3. As soon as you ask a question, they all raise their hands to answer it. Not sure when this stops, but I know that by the time I was in high school the teachers had a hard time prying any answers out of the majority of us! However, on Monday I was at a school where the eldest was 11, and they all wanted to contribute. So, ask them questions. I found there were two types: the question where I wanted to get an answer (such as “What traits make a good horse?” or “What do you think makes these two cats different?”) and the type where I just wanted them to feel included in the talk, and just wanted a show of hands (such as “How many of you have a cat?” or “Who has heard of diabetes?”).
4. Introduce some ethics, and show how scientists think very carefully before doing research. We talked about genes a lot, and how putting new genes in bugs like e.coli can help us, e.g. the human insulin gene into e.coli to help with diabetes. I told all the older kids that it wasn’t the tool that is a problem: a tool is neither good nor evil. It’s how that tool is used, and people need to make a fresh decision, and think about the benefits and downsides each time that tool is used. I said genetic modification is like a knife: it is neither good nor bad, and that scientists try very hard to make sure that it is used for the right reasons, and in a safe way.
5. Visually-arresting analogies: Even though DNA is a double-helix and not a spiral staircase, I found it a very useful analogy, especially for the younger ones.
6. My partnered teacher had prepared some slides to show the kids prior to my arrival. They dealt with Mr. Green Genes, the GFP-glowing cat. Some of the other teachers also talked to their kids about inheriting some of your traits from your mom, and some from your dad, and used the labradoodle as a visual aid. This prepped them for my talk, which I think was really helpful.

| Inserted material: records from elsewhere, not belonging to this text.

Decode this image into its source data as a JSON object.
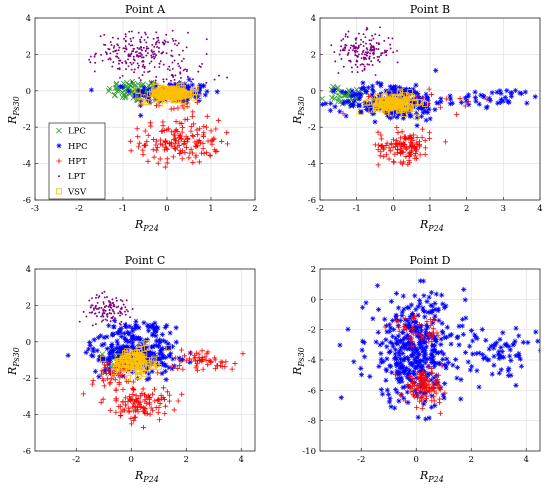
{
  "chart_data": [
    {
      "type": "scatter",
      "title": "Point A",
      "xlabel": "R",
      "xlabel_sub": "P24",
      "ylabel": "R",
      "ylabel_sub": "Ps30",
      "xlim": [
        -3,
        2
      ],
      "ylim": [
        -6,
        4
      ],
      "xticks": [
        -3,
        -2,
        -1,
        0,
        1,
        2
      ],
      "yticks": [
        -6,
        -4,
        -2,
        0,
        2,
        4
      ],
      "grid": true,
      "legend": "lower-left",
      "series": [
        {
          "name": "LPC",
          "marker": "x",
          "color": "#2ca02c",
          "clusters": [
            {
              "cx": -0.75,
              "cy": 0.0,
              "sx": 0.3,
              "sy": 0.3,
              "n": 70
            }
          ]
        },
        {
          "name": "HPC",
          "marker": "asterisk",
          "color": "#0000ff",
          "clusters": [
            {
              "cx": 0.1,
              "cy": -0.1,
              "sx": 0.45,
              "sy": 0.3,
              "n": 160
            }
          ]
        },
        {
          "name": "HPT",
          "marker": "plus",
          "color": "#ff0000",
          "clusters": [
            {
              "cx": 0.3,
              "cy": -2.8,
              "sx": 0.45,
              "sy": 0.6,
              "n": 150
            },
            {
              "cx": 0.1,
              "cy": -0.7,
              "sx": 0.4,
              "sy": 0.3,
              "n": 20
            }
          ]
        },
        {
          "name": "LPT",
          "marker": "dot",
          "color": "#800080",
          "clusters": [
            {
              "cx": -0.6,
              "cy": 2.1,
              "sx": 0.5,
              "sy": 0.55,
              "n": 220
            },
            {
              "cx": 0.2,
              "cy": 0.8,
              "sx": 0.4,
              "sy": 0.35,
              "n": 50
            }
          ]
        },
        {
          "name": "VSV",
          "marker": "square",
          "color": "#ffc000",
          "clusters": [
            {
              "cx": 0.05,
              "cy": -0.2,
              "sx": 0.3,
              "sy": 0.2,
              "n": 130
            }
          ]
        }
      ]
    },
    {
      "type": "scatter",
      "title": "Point B",
      "xlabel": "R",
      "xlabel_sub": "P24",
      "ylabel": "R",
      "ylabel_sub": "Ps30",
      "xlim": [
        -2,
        4
      ],
      "ylim": [
        -6,
        4
      ],
      "xticks": [
        -2,
        -1,
        0,
        1,
        2,
        3,
        4
      ],
      "yticks": [
        -6,
        -4,
        -2,
        0,
        2,
        4
      ],
      "grid": true,
      "series": [
        {
          "name": "LPC",
          "marker": "x",
          "color": "#2ca02c",
          "clusters": [
            {
              "cx": -1.3,
              "cy": -0.3,
              "sx": 0.3,
              "sy": 0.3,
              "n": 40
            }
          ]
        },
        {
          "name": "HPC",
          "marker": "asterisk",
          "color": "#0000ff",
          "clusters": [
            {
              "cx": 0.0,
              "cy": -0.6,
              "sx": 0.7,
              "sy": 0.5,
              "n": 260
            },
            {
              "cx": 2.9,
              "cy": -0.4,
              "sx": 0.6,
              "sy": 0.25,
              "n": 40
            }
          ]
        },
        {
          "name": "HPT",
          "marker": "plus",
          "color": "#ff0000",
          "clusters": [
            {
              "cx": 0.3,
              "cy": -3.0,
              "sx": 0.35,
              "sy": 0.45,
              "n": 120
            },
            {
              "cx": 1.2,
              "cy": -0.6,
              "sx": 0.8,
              "sy": 0.3,
              "n": 20
            }
          ]
        },
        {
          "name": "LPT",
          "marker": "dot",
          "color": "#800080",
          "clusters": [
            {
              "cx": -0.8,
              "cy": 2.2,
              "sx": 0.4,
              "sy": 0.5,
              "n": 170
            }
          ]
        },
        {
          "name": "VSV",
          "marker": "square",
          "color": "#ffc000",
          "clusters": [
            {
              "cx": 0.0,
              "cy": -0.7,
              "sx": 0.3,
              "sy": 0.25,
              "n": 130
            }
          ]
        }
      ]
    },
    {
      "type": "scatter",
      "title": "Point C",
      "xlabel": "R",
      "xlabel_sub": "P24",
      "ylabel": "R",
      "ylabel_sub": "Ps30",
      "xlim": [
        -3.5,
        4.5
      ],
      "ylim": [
        -6,
        4
      ],
      "xticks": [
        -2,
        0,
        2,
        4
      ],
      "yticks": [
        -6,
        -4,
        -2,
        0,
        2,
        4
      ],
      "grid": true,
      "series": [
        {
          "name": "LPC",
          "marker": "x",
          "color": "#2ca02c",
          "clusters": [
            {
              "cx": -0.6,
              "cy": -0.9,
              "sx": 0.3,
              "sy": 0.3,
              "n": 20
            }
          ]
        },
        {
          "name": "HPC",
          "marker": "asterisk",
          "color": "#0000ff",
          "clusters": [
            {
              "cx": 0.1,
              "cy": -0.6,
              "sx": 0.8,
              "sy": 0.6,
              "n": 260
            },
            {
              "cx": 0.4,
              "cy": 0.7,
              "sx": 0.5,
              "sy": 0.25,
              "n": 40
            }
          ]
        },
        {
          "name": "HPT",
          "marker": "plus",
          "color": "#ff0000",
          "clusters": [
            {
              "cx": 0.4,
              "cy": -3.4,
              "sx": 0.5,
              "sy": 0.45,
              "n": 110
            },
            {
              "cx": 2.6,
              "cy": -1.0,
              "sx": 0.6,
              "sy": 0.3,
              "n": 55
            },
            {
              "cx": -0.7,
              "cy": -2.0,
              "sx": 0.6,
              "sy": 0.5,
              "n": 50
            }
          ]
        },
        {
          "name": "LPT",
          "marker": "dot",
          "color": "#800080",
          "clusters": [
            {
              "cx": -0.8,
              "cy": 1.8,
              "sx": 0.4,
              "sy": 0.4,
              "n": 120
            }
          ]
        },
        {
          "name": "VSV",
          "marker": "square",
          "color": "#ffc000",
          "clusters": [
            {
              "cx": 0.1,
              "cy": -1.1,
              "sx": 0.35,
              "sy": 0.35,
              "n": 110
            }
          ]
        }
      ]
    },
    {
      "type": "scatter",
      "title": "Point D",
      "xlabel": "R",
      "xlabel_sub": "P24",
      "ylabel": "R",
      "ylabel_sub": "Ps30",
      "xlim": [
        -3.5,
        4.5
      ],
      "ylim": [
        -10,
        2
      ],
      "xticks": [
        -2,
        0,
        2,
        4
      ],
      "yticks": [
        -10,
        -8,
        -6,
        -4,
        -2,
        0,
        2
      ],
      "grid": true,
      "series": [
        {
          "name": "HPC",
          "marker": "asterisk",
          "color": "#0000ff",
          "clusters": [
            {
              "cx": 0.0,
              "cy": -3.4,
              "sx": 0.9,
              "sy": 1.8,
              "n": 420
            },
            {
              "cx": 3.1,
              "cy": -3.5,
              "sx": 0.6,
              "sy": 0.7,
              "n": 60
            }
          ]
        },
        {
          "name": "HPT",
          "marker": "plus",
          "color": "#ff0000",
          "clusters": [
            {
              "cx": 0.3,
              "cy": -5.8,
              "sx": 0.35,
              "sy": 0.5,
              "n": 110
            },
            {
              "cx": 0.0,
              "cy": -2.2,
              "sx": 0.5,
              "sy": 0.5,
              "n": 40
            }
          ]
        }
      ]
    }
  ]
}
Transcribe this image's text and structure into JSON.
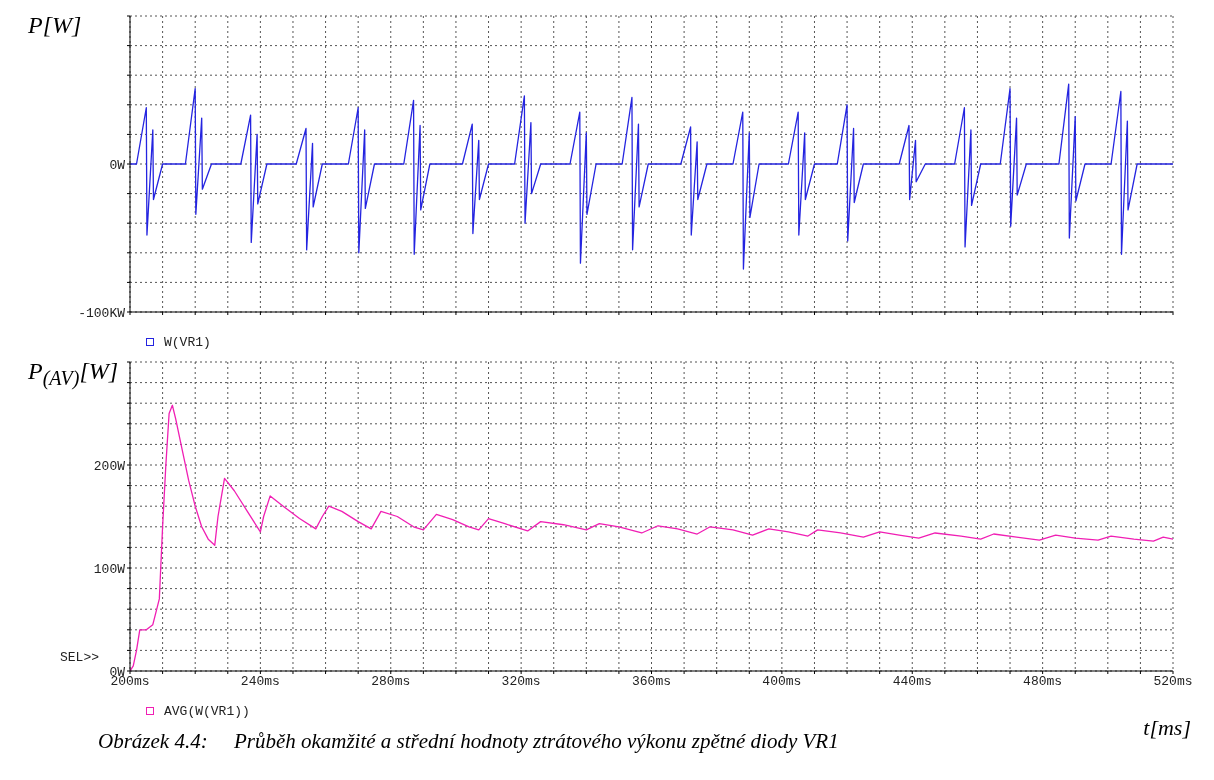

7. Make your talk inclusive. It keeps their interest, I think. When I showed pictures of cats, I included one picture of my own cat, and told them a little about her. I often asked them questions about if they had pets, or scientists in the family, or liked the look of a picture, or knew what something was.

I think Allyson makes a lot of great points. But, in keeping with the theme of this blog to talk about technology, I think we can add a few suggestions to her list:

• Put up a science website – The best learning happens outside of the classroom. Now, I don’t advocate scientists to turn their labs over to 8-year-olds, but I do think that giving students a resource to look at outside of class.
• Edit wiki’s - It’s astounding how many people use Google and/or Wikipedia to find information about science and medicine. This represents an incredible opportunity for the scientific community to properly inform the public — fail, and let vaccine fear-mongers, Creationists, global warming deniers, and their kind guide the public discussion.
• Put up online video - A few years ago, online videos were clunky and difficult to use. So you had an excuse back then to not put up videos on your website. Today? Different story. When YouTube is a household name, there is no excuse for people not to put up engaging demo videos — because people who don’t know what they’re talking about are.
• Use feeds - Twitter. Flickr. Del.icio.us. RSS. These are becoming increasingly more mainstream, especially among students, so scientists should learn to use them. Who knows, your picture of GFP-tagged Neurons may be what inspires the discoverer of the cure for Alzheimers?
• Interactive applications - Show the public what you’re researching in a way which actually speaks to them. No, don’t show them your NSF grant application, show them a Google Earth layer highlighting your research on Ancient Rome, the impact of global sea levels rising, or the beautiful nebula that you’re telescopes are pointing at. Present an applet which shows the beauty of a Lorentz attractor, or examples of simple machines in your household.